Recently a fellow trader (thank you Alex) emailed me of the parallels of trading and gambling at a casino. I have taken the liberty to paraphrase as well as add my own input into today’s blog post:
There is an extremely long thread on a LinkedIn forum debating the difference between gambling and trading. It is a fascinating subject of which most people have a strong opinion on.
For me, the difference between trading and gambling is the same as the difference between being the house and being the guy in the chair at the blackjack table. Casinos win at their games of chance by having a slight edge and sticking to the rules of play. Gamblers lose, not only because the odds are against them, but because they are inconsistent in the application of their bets –the average bettor loses more than what the odds against him dictate he/she should lose. Gamblers go by “feel” or emotion, a state of mind encouraged by casinos with their festive atmosphere, loud noises, pretty staff, free drinks, etc.
The house controls the size of the bets they take (money management), they know the probability of making money (their system), they can’t control the cards any more than we can control what a stock/ETF/Mutual Fund et al is going to do, but they know that their system will make them money over time.
In trading, the newsletters, brokers, twitter feeds, TV shows, and so on are like the distractions in a casino. Contrary to their customers, Casinos earn incredible profits using math and strict discipline. Most casinos can predict their revenue within a few dollars based on the number of people that walk through their doors. Yet despite all their technological firepower, they can’t predict which specific patron (trade) will win and which will lose — but they don’t care, because in the end, their edge shines through and they make a ton of money.
Of course you could argue that people who visit a casino, expect to lose, it’s purely for entertainment value, but traders expect to win, it’s not very entertaining to lose money in the market, completely different mentality and approach, but with the same outcome if you don’t act like the house.

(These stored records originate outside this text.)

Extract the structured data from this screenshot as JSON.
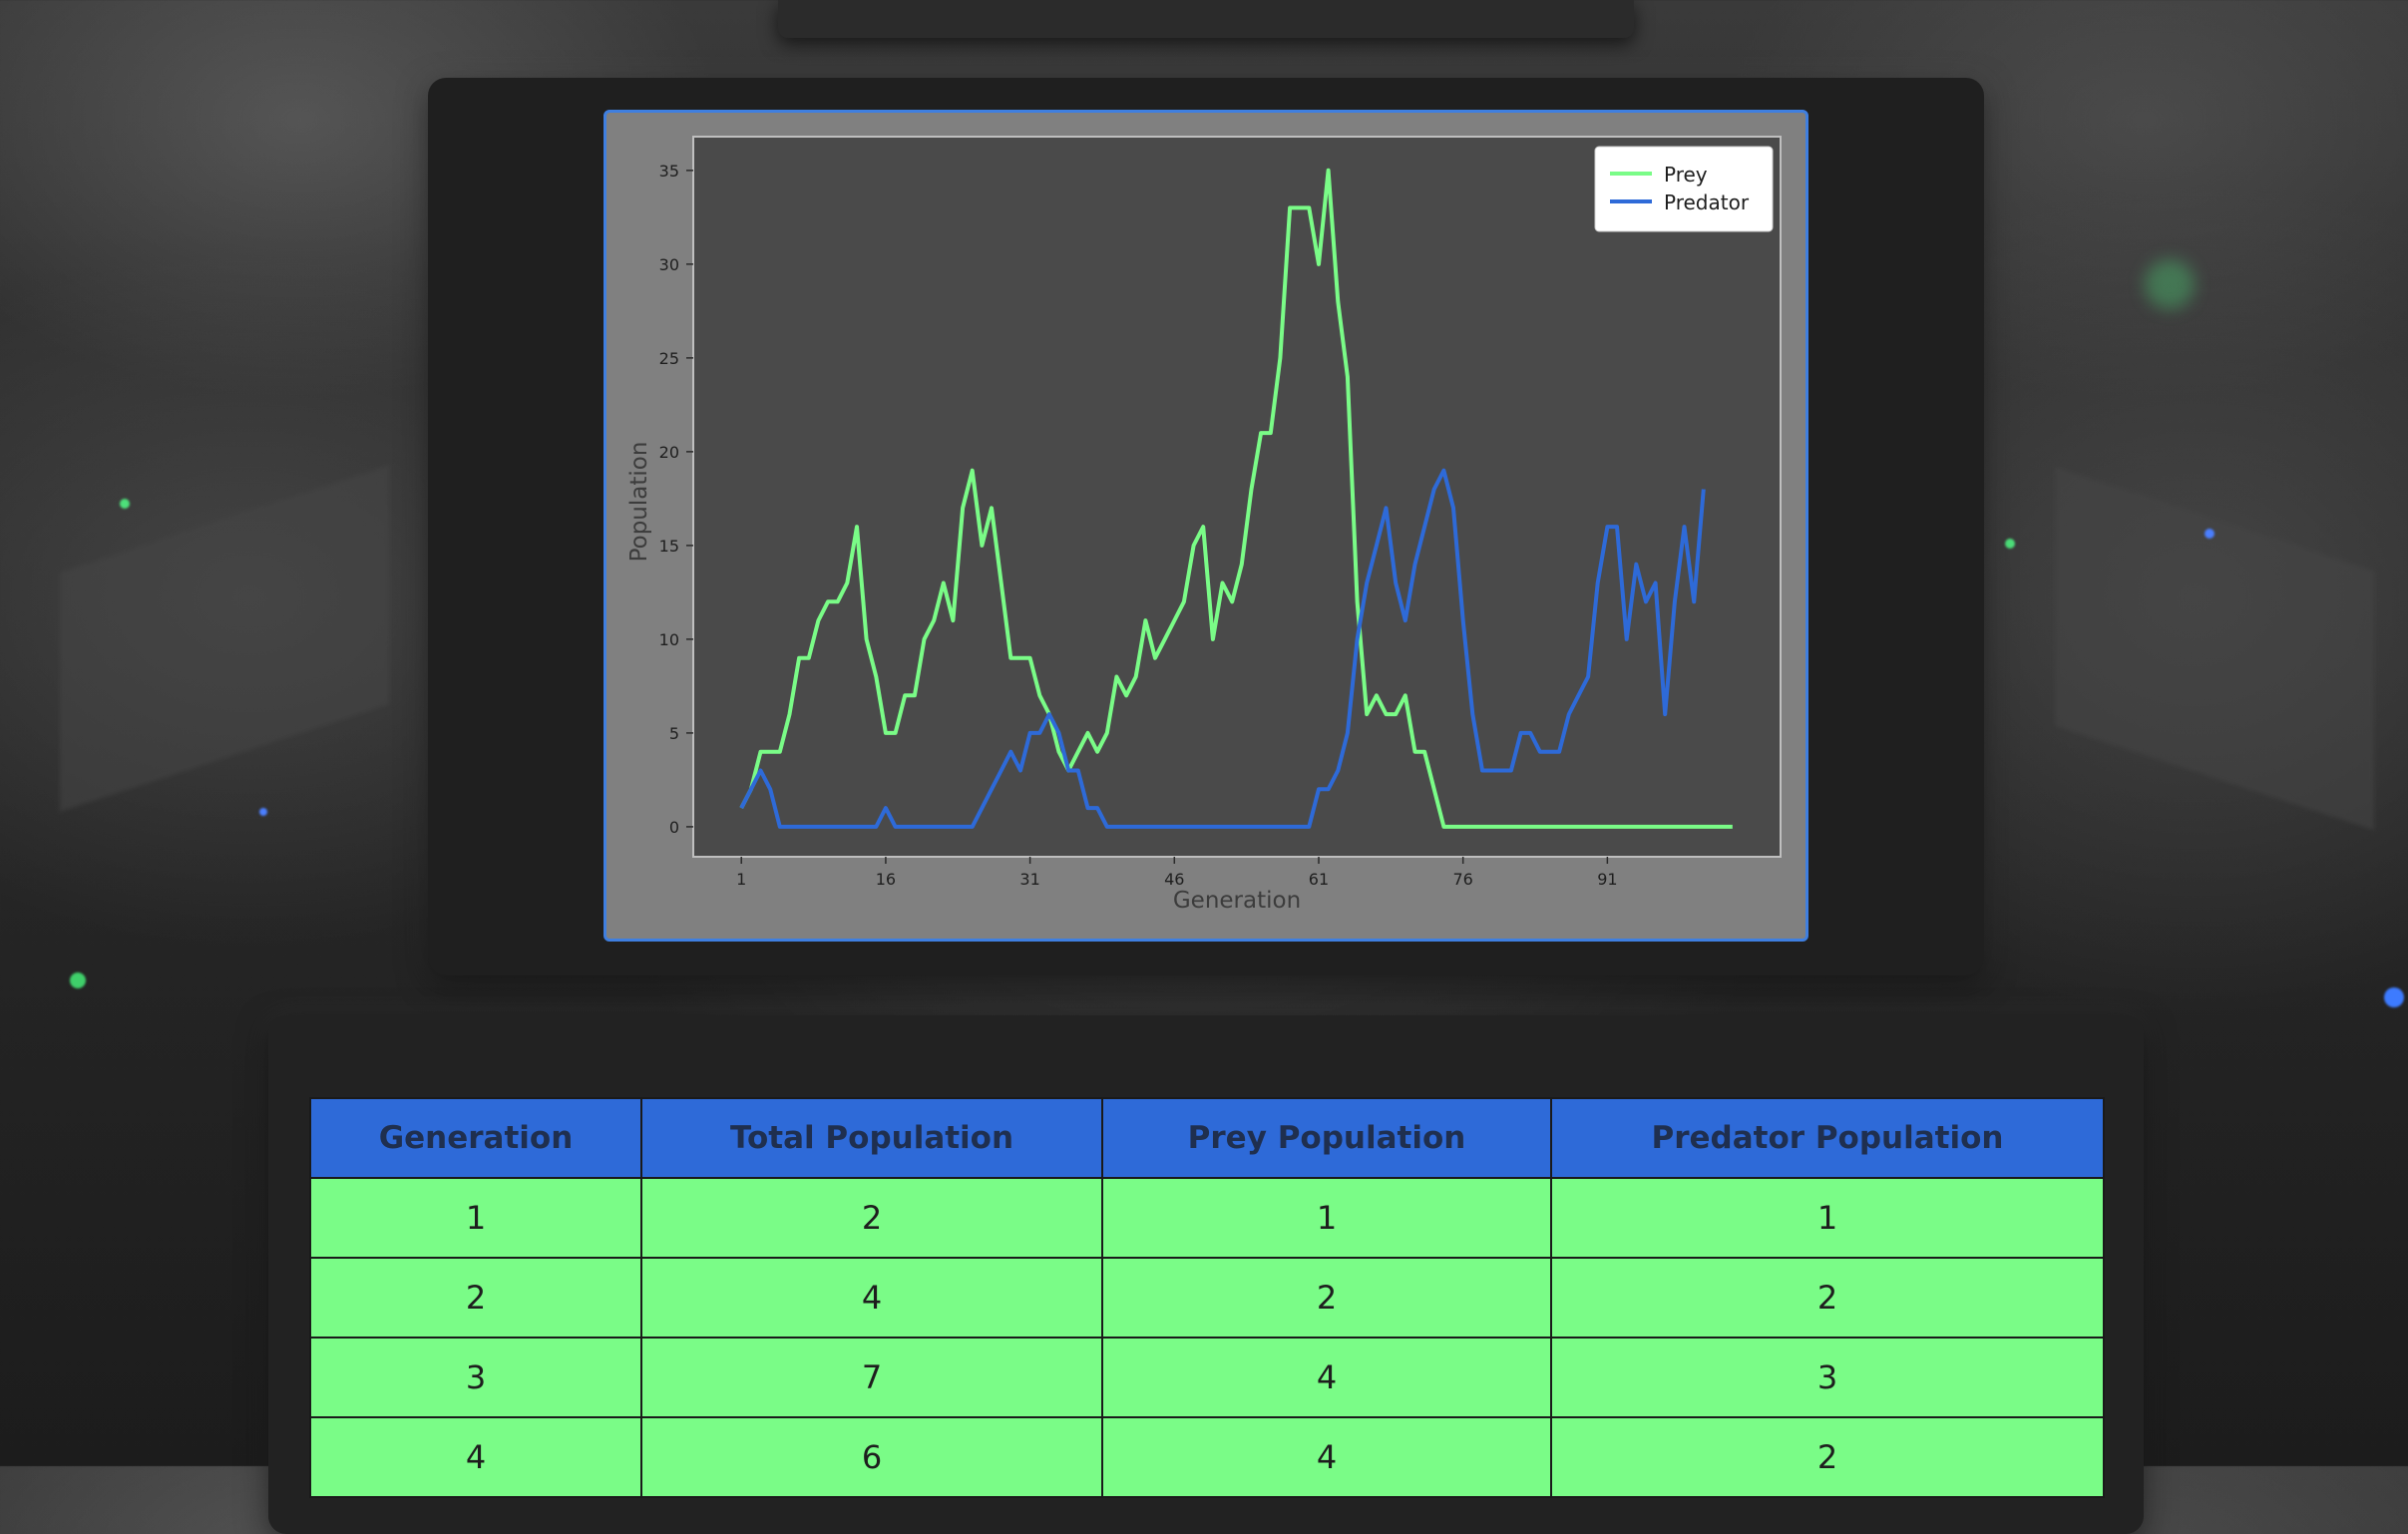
{
  "chart_data": {
    "type": "line",
    "xlabel": "Generation",
    "ylabel": "Population",
    "x_ticks": [
      1,
      16,
      31,
      46,
      61,
      76,
      91
    ],
    "y_ticks": [
      0,
      5,
      10,
      15,
      20,
      25,
      30,
      35
    ],
    "xlim": [
      -4,
      109
    ],
    "ylim": [
      -1.6,
      36.8
    ],
    "legend_position": "top-right",
    "x_start": 1,
    "series": [
      {
        "name": "Prey",
        "color": "#7afc87",
        "values": [
          1,
          2,
          4,
          4,
          4,
          6,
          9,
          9,
          11,
          12,
          12,
          13,
          16,
          10,
          8,
          5,
          5,
          7,
          7,
          10,
          11,
          13,
          11,
          17,
          19,
          15,
          17,
          13,
          9,
          9,
          9,
          7,
          6,
          4,
          3,
          4,
          5,
          4,
          5,
          8,
          7,
          8,
          11,
          9,
          10,
          11,
          12,
          15,
          16,
          10,
          13,
          12,
          14,
          18,
          21,
          21,
          25,
          33,
          33,
          33,
          30,
          35,
          28,
          24,
          12,
          6,
          7,
          6,
          6,
          7,
          4,
          4,
          2,
          0,
          0,
          0,
          0,
          0,
          0,
          0,
          0,
          0,
          0,
          0,
          0,
          0,
          0,
          0,
          0,
          0,
          0,
          0,
          0,
          0,
          0,
          0,
          0,
          0,
          0,
          0,
          0,
          0,
          0,
          0
        ]
      },
      {
        "name": "Predator",
        "color": "#2e6ad8",
        "values": [
          1,
          2,
          3,
          2,
          0,
          0,
          0,
          0,
          0,
          0,
          0,
          0,
          0,
          0,
          0,
          1,
          0,
          0,
          0,
          0,
          0,
          0,
          0,
          0,
          0,
          1,
          2,
          3,
          4,
          3,
          5,
          5,
          6,
          5,
          3,
          3,
          1,
          1,
          0,
          0,
          0,
          0,
          0,
          0,
          0,
          0,
          0,
          0,
          0,
          0,
          0,
          0,
          0,
          0,
          0,
          0,
          0,
          0,
          0,
          0,
          2,
          2,
          3,
          5,
          10,
          13,
          15,
          17,
          13,
          11,
          14,
          16,
          18,
          19,
          17,
          11,
          6,
          3,
          3,
          3,
          3,
          5,
          5,
          4,
          4,
          4,
          6,
          7,
          8,
          13,
          16,
          16,
          10,
          14,
          12,
          13,
          6,
          12,
          16,
          12,
          18
        ]
      }
    ]
  },
  "table": {
    "headers": [
      "Generation",
      "Total Population",
      "Prey Population",
      "Predator Population"
    ],
    "rows": [
      [
        "1",
        "2",
        "1",
        "1"
      ],
      [
        "2",
        "4",
        "2",
        "2"
      ],
      [
        "3",
        "7",
        "4",
        "3"
      ],
      [
        "4",
        "6",
        "4",
        "2"
      ]
    ]
  }
}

Bottom line for successful traders: Be the casino, not the patron. Have a system, know how well the system has performed in the past. Like the Casino, know your stats: Percentage of time it was right v wrong, average size of winning trade v losing trade and max drawdown over time. Without knowing the stats it will be difficult to endure when things don’t go as well as you hoped. Then follow with strict discipline, cutting your losses short and letting your winners run, as the odds are in your favour over time.